Lincoln ran on a Republican ticket only one time: his 186O election as President. In his famous but unsuccessful campaign for the Senate against Stephen Douglas in 1858 Lincoln technically did not run as a Republican, although he was widely known as their candidate. At that time neither he nor Douglas appeared on the voters' ballots under the old system of indirect selection of Senators by state legislators. Lincoln's last campaign, the re-election in 1864, was under the banner of the Union Party bringing together pro-Union Democrats including vice president Andrew Johnson along with Republicans.

Although the names have remained the same the parties have changed their principles and positions, in many ways flipping to the same degree that regions have flipped their party strengths in the last 150 years. Lincoln's reticence about the Republican party of his day would be more than matched by the sheer rejection the modern GOP would have for a Lincoln living in these times. Lincoln was a deeply devout and spiritual man but was not a churchgoer. On that basis alone the Christian Coalition, which exercises a disproportional power within the Republican party, would effectively veto his chances for public office, distributing fliers in church parking lots denouncing him on the Sunday before the election, much as what happened to John McCain. And what over blown scandal could Ken Starr have made out of Ann Rutledge?

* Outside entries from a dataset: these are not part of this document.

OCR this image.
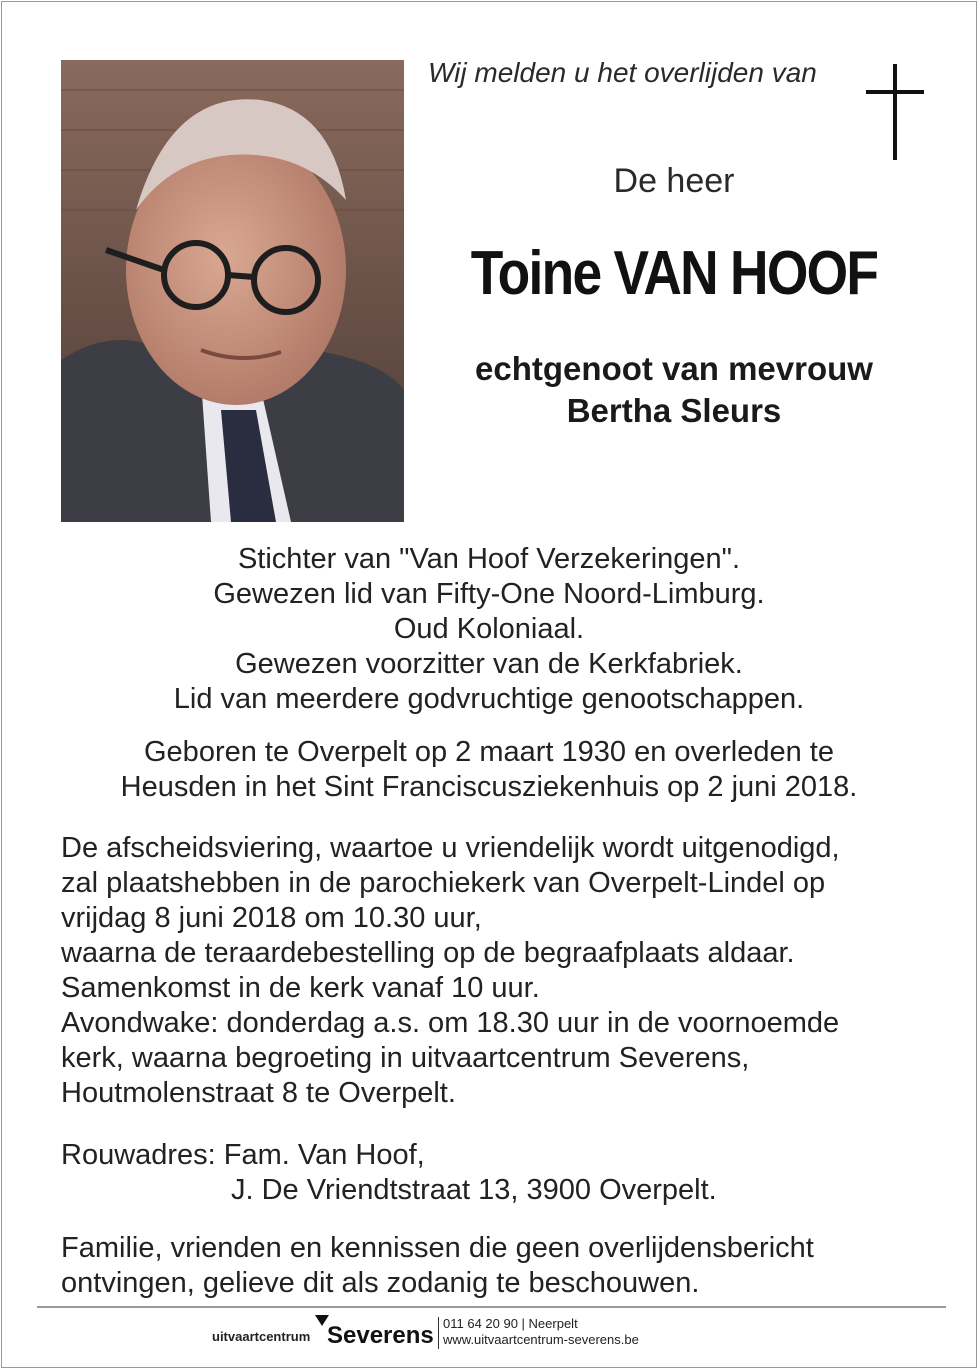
Wij melden u het overlijden van
De heer
Toine VAN HOOF
echtgenoot van mevrouw
Bertha Sleurs
Stichter van "Van Hoof Verzekeringen".
Gewezen lid van Fifty-One Noord-Limburg.
Oud Koloniaal.
Gewezen voorzitter van de Kerkfabriek.
Lid van meerdere godvruchtige genootschappen.
Geboren te Overpelt op 2 maart 1930 en overleden te
Heusden in het Sint Franciscusziekenhuis op 2 juni 2018.
De afscheidsviering, waartoe u vriendelijk wordt uitgenodigd,
zal plaatshebben in de parochiekerk van Overpelt-Lindel op
vrijdag 8 juni 2018 om 10.30 uur,
waarna de teraardebestelling op de begraafplaats aldaar.
Samenkomst in de kerk vanaf 10 uur.
Avondwake: donderdag a.s. om 18.30 uur in de voornoemde
kerk, waarna begroeting in uitvaartcentrum Severens,
Houtmolenstraat 8 te Overpelt.
Rouwadres: Fam. Van Hoof,
J. De Vriendtstraat 13, 3900 Overpelt.
Familie, vrienden en kennissen die geen overlijdensbericht
ontvingen, gelieve dit als zodanig te beschouwen.
uitvaartcentrum Severens 011 64 20 90 | Neerpelt
www.uitvaartcentrum-severens.be
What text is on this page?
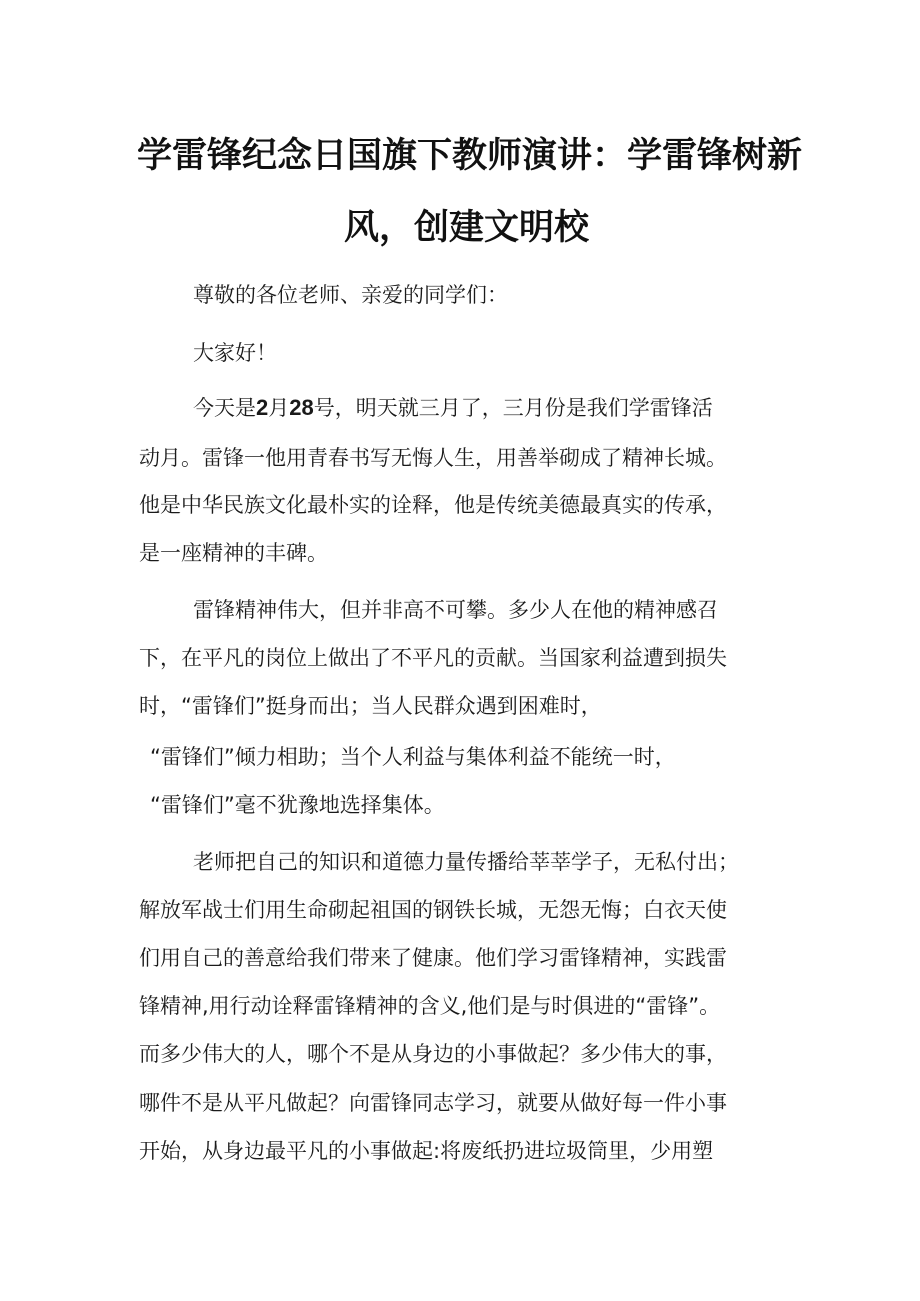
学雷锋纪念日国旗下教师演讲：学雷锋树新
风，创建文明校
尊敬的各位老师、亲爱的同学们：
大家好！
今天是2月28号，明天就三月了，三月份是我们学雷锋活
动月。雷锋一他用青春书写无悔人生，用善举砌成了精神长城。
他是中华民族文化最朴实的诠释，他是传统美德最真实的传承，
是一座精神的丰碑。
雷锋精神伟大，但并非高不可攀。多少人在他的精神感召
下，在平凡的岗位上做出了不平凡的贡献。当国家利益遭到损失
时，“雷锋们”挺身而出；当人民群众遇到困难时，
“雷锋们”倾力相助；当个人利益与集体利益不能统一时，
“雷锋们”毫不犹豫地选择集体。
老师把自己的知识和道德力量传播给莘莘学子，无私付出；
解放军战士们用生命砌起祖国的钢铁长城，无怨无悔；白衣天使
们用自己的善意给我们带来了健康。他们学习雷锋精神，实践雷
锋精神,用行动诠释雷锋精神的含义,他们是与时俱进的“雷锋”。
而多少伟大的人，哪个不是从身边的小事做起？多少伟大的事，
哪件不是从平凡做起？向雷锋同志学习，就要从做好每一件小事
开始，从身边最平凡的小事做起:将废纸扔进垃圾筒里，少用塑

A reincarnated Lincoln would relive part of his past life listening to the states' rights arguments contemporary Republican use against any proposal to help working families. The man who created the Department of Agriculture would recoil at the anti-government diatribes of House Republicans. The president who levied an income tax on the wealthy would have be shocked at George W. Bush's disproportionate tax cut to the wealthiest one percent. The chief executive who believed in practical action to regulate the marketplace such as standardizing railroad gauges across the country would face a barrage of paranoia about big government from the right wing think tanks and media. But above all the president who did everything he could to avoid a war would not have sent Americans into battle on false or faulty pretenses based on slanted intelligence.

Everything Lincoln stood for, if stripped of its nineteenth century labels, places him within the modern day Democratic Party. The man who in 1858 spoke of the"eternal struggle" between right and wrong, the"two principles that have stood face to face since the beginning of time...The one is the common right of humanity and the other the divine right of kings," would not be a Republican today. He made his choice long ago. It would not have been for a party that has tarnished and misused his name, and could more accurately call itself the party of Richard Nixon or Trent Lott or Dick Army or Tom Delay or Rush Limbaugh, but not Abraham Lincoln.